WASHINGTON - The Environmental Protection Agency on Wednesday unveiled the next phase of its program to entice bankers into redeveloping polluted urban areas.

Incentives held out by the government include points under the Community Reinvestment Act and protection from lender liability suits.

At a press conference, EPA Administrator Carol M. Browner announced that 15 cities, including St. Louis, Detroit, New Orleans, and Baltimore, each will receive $200,000 to pay for cleanups.

Small businesses that want to redevelop a contaminated site will benefit most from the program, according to Denise Chamberlain, associate general counsel at Mellon Bank Corp.

Now, most banks won't extend credit to such businesses because they lack the capital to clean the site and start their operation. EPA is stepping in to solve the first problem by providing new clean-up money, she said.

"That gives banks a larger pool of customers to work with," Ms. Chamberlain said.

The money is intended to jump-start the "Brownfields Initiative," announced by the EPA in January and so named to contrast blighted urban sites with pristine green fields in suburban areas.

Each of the 15 cities will work with local lenders and developers to clean up sites and then attract new companies, said Elliott P. Laws, EPA's assistant administrator for solid waste emergency management.

"Bankers have been among our closest allies," Mr. Laws said. "They have been instrumental. ... We look forward to working closely with the lending industry."

Regulators have agreed to give banks participating in the EPA program credit under CRA. EPA also has promised not to sue banks for any environmental problems at the selected sites.

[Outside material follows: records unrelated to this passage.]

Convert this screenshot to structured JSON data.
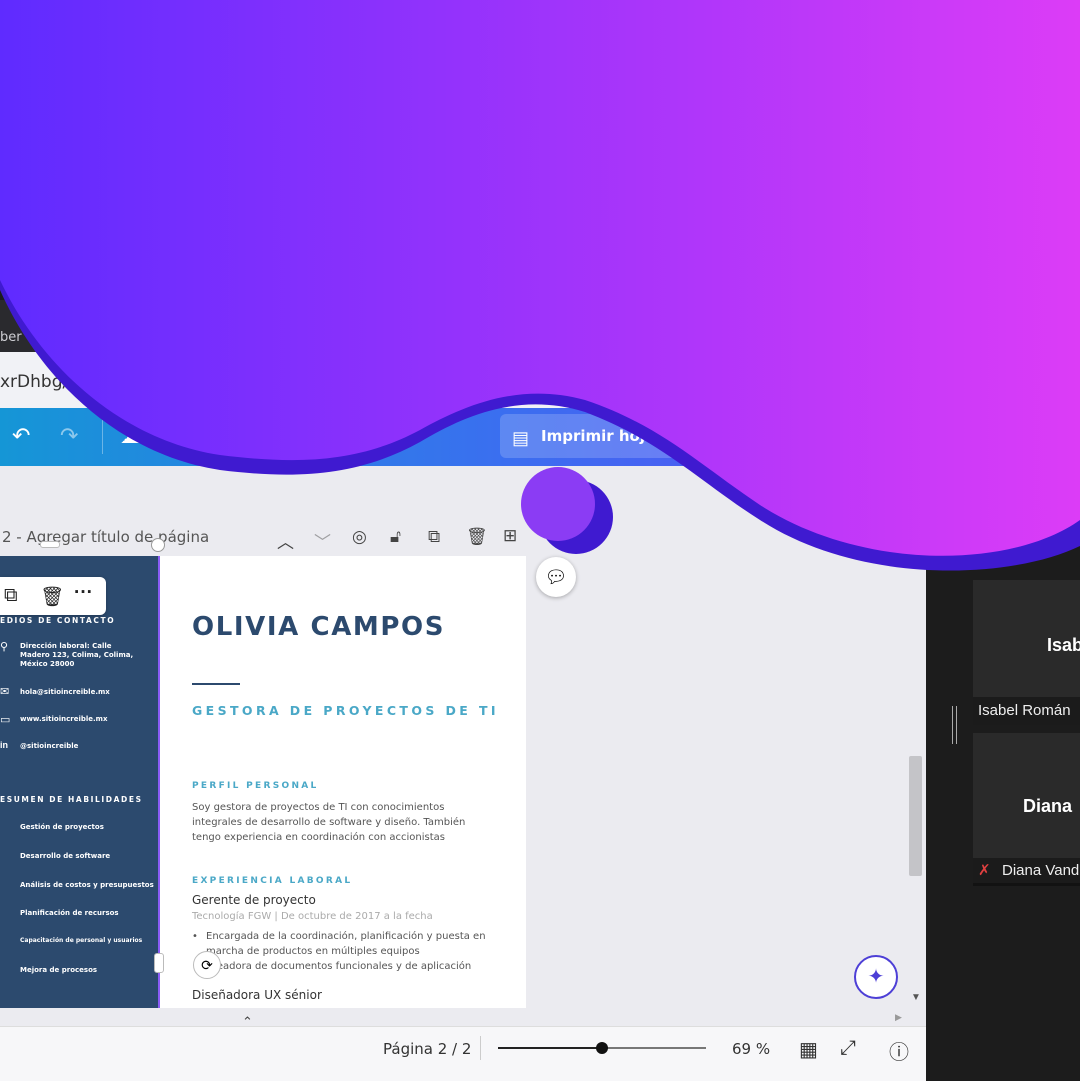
{
  "browser": {
    "tab_fragment": "ber",
    "url_fragment": "xrDhbg/edit"
  },
  "toolbar": {
    "undo_icon": "undo-icon",
    "redo_icon": "redo-icon",
    "cloud_icon": "cloud-check-icon",
    "print_label": "Imprimir hojas c"
  },
  "page_bar": {
    "title": "2 - Agregar título de página"
  },
  "resume": {
    "name": "OLIVIA CAMPOS",
    "role": "GESTORA DE PROYECTOS DE TI",
    "contact_heading": "EDIOS DE CONTACTO",
    "contact": [
      {
        "icon": "location-pin-icon",
        "text": "Dirección laboral: Calle Madero 123, Colima, Colima, México 28000"
      },
      {
        "icon": "mail-icon",
        "text": "hola@sitioincreible.mx"
      },
      {
        "icon": "laptop-icon",
        "text": "www.sitioincreible.mx"
      },
      {
        "icon": "linkedin-icon",
        "text": "@sitioincreible"
      }
    ],
    "skills_heading": "ESUMEN DE HABILIDADES",
    "skills": [
      "Gestión de proyectos",
      "Desarrollo de software",
      "Análisis de costos y presupuestos",
      "Planificación de recursos",
      "Capacitación de personal y usuarios",
      "Mejora de procesos"
    ],
    "profile_heading": "PERFIL PERSONAL",
    "profile_lines": [
      "Soy gestora de proyectos de TI con conocimientos",
      "integrales de desarrollo de software y diseño. También",
      "tengo experiencia en coordinación con accionistas"
    ],
    "experience_heading": "EXPERIENCIA LABORAL",
    "job1_title": "Gerente de proyecto",
    "job1_meta": "Tecnología FGW | De octubre de 2017 a la fecha",
    "job1_bullets": [
      "Encargada de la coordinación, planificación y puesta en",
      "marcha  de productos en múltiples equipos",
      "Creadora de documentos funcionales y de aplicación"
    ],
    "job2_title": "Diseñadora UX sénior"
  },
  "status": {
    "page_label": "Página 2 / 2",
    "zoom_label": "69 %",
    "zoom_fraction": 0.5
  },
  "participants": [
    {
      "tile_name": "Isab",
      "label": "Isabel Román"
    },
    {
      "tile_name": "Diana",
      "label": "Diana Vand",
      "muted": true
    }
  ],
  "colors": {
    "gradient_start": "#5f2bff",
    "gradient_end": "#dc3cf7",
    "gradient_shadow": "#3f1ad0",
    "resume_navy": "#2c4a6e",
    "resume_teal": "#4aa8c7"
  }
}
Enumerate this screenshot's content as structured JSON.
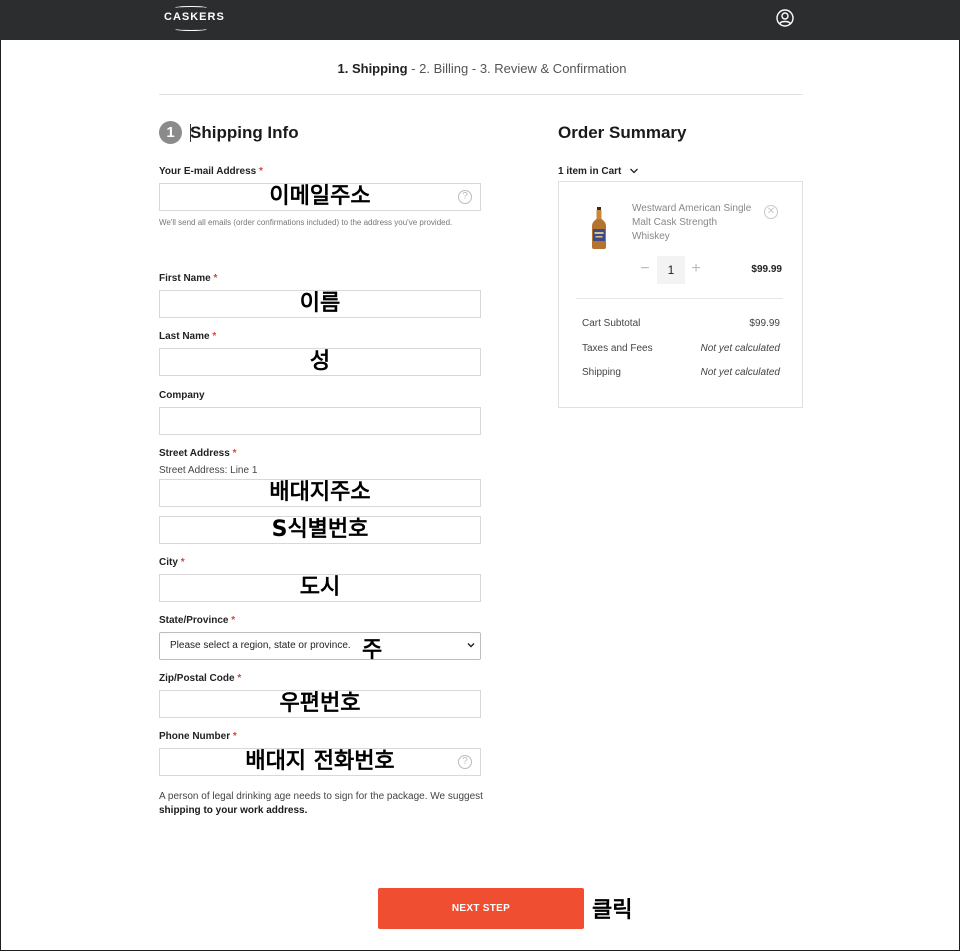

The EPA will spell out this protection in formal rules later this summer.

Banking industry officials were quick to praise the program.

"This is an opportunity to get out of limbo and get those properties back to use," said Richard Morrison, senior vice president at Bank of America.

"This is welcome news and something we have been eagerly awaiting," said John J. Byrne, senior federal counsel at the American Bankers Association.

"We are very enthusiastic," said Alfred Pollard, senior counsel at the Bankers Roundtable. "They are putting forth the best effort they can to facilitate these cleanups and provide as much assurance about lender liability as they can."

Fear of being stuck with a costly clean-up bill has prevented many bankers from financing projects involving contaminated sites.

While the initiative resolves concerns about government suits, it does not affect private litigation, causing some bankers to say the industry won't embrace environmental cleanups until Congress provides banks with a liability safe harbor.

"We need to have all the pieces of the puzzle brought together before it can be solved," Ms. Chamberlain at Mellon said.

That could occur later this year. Lender liability protections are part of the regulatory relief measure now pending in the House. Also, separate environmental committees in the Senate and House are drafting similar legislation, which enjoys bipartisan support.

Other cities to receive Brownfields Initiative grants are: Laredo, Tex.; Louisville, Ky.; Sacramento, Calif.; Trenton, N.J.; Cape Charles, Va.; Knoxville, Tenn.; and Birmingham, Ala.; Rochester, N.Y.; and Indianapolis.

Also covered by the EPA program are 36 municipalities in suburban Chicago, and a coalition of seven Oregon cities.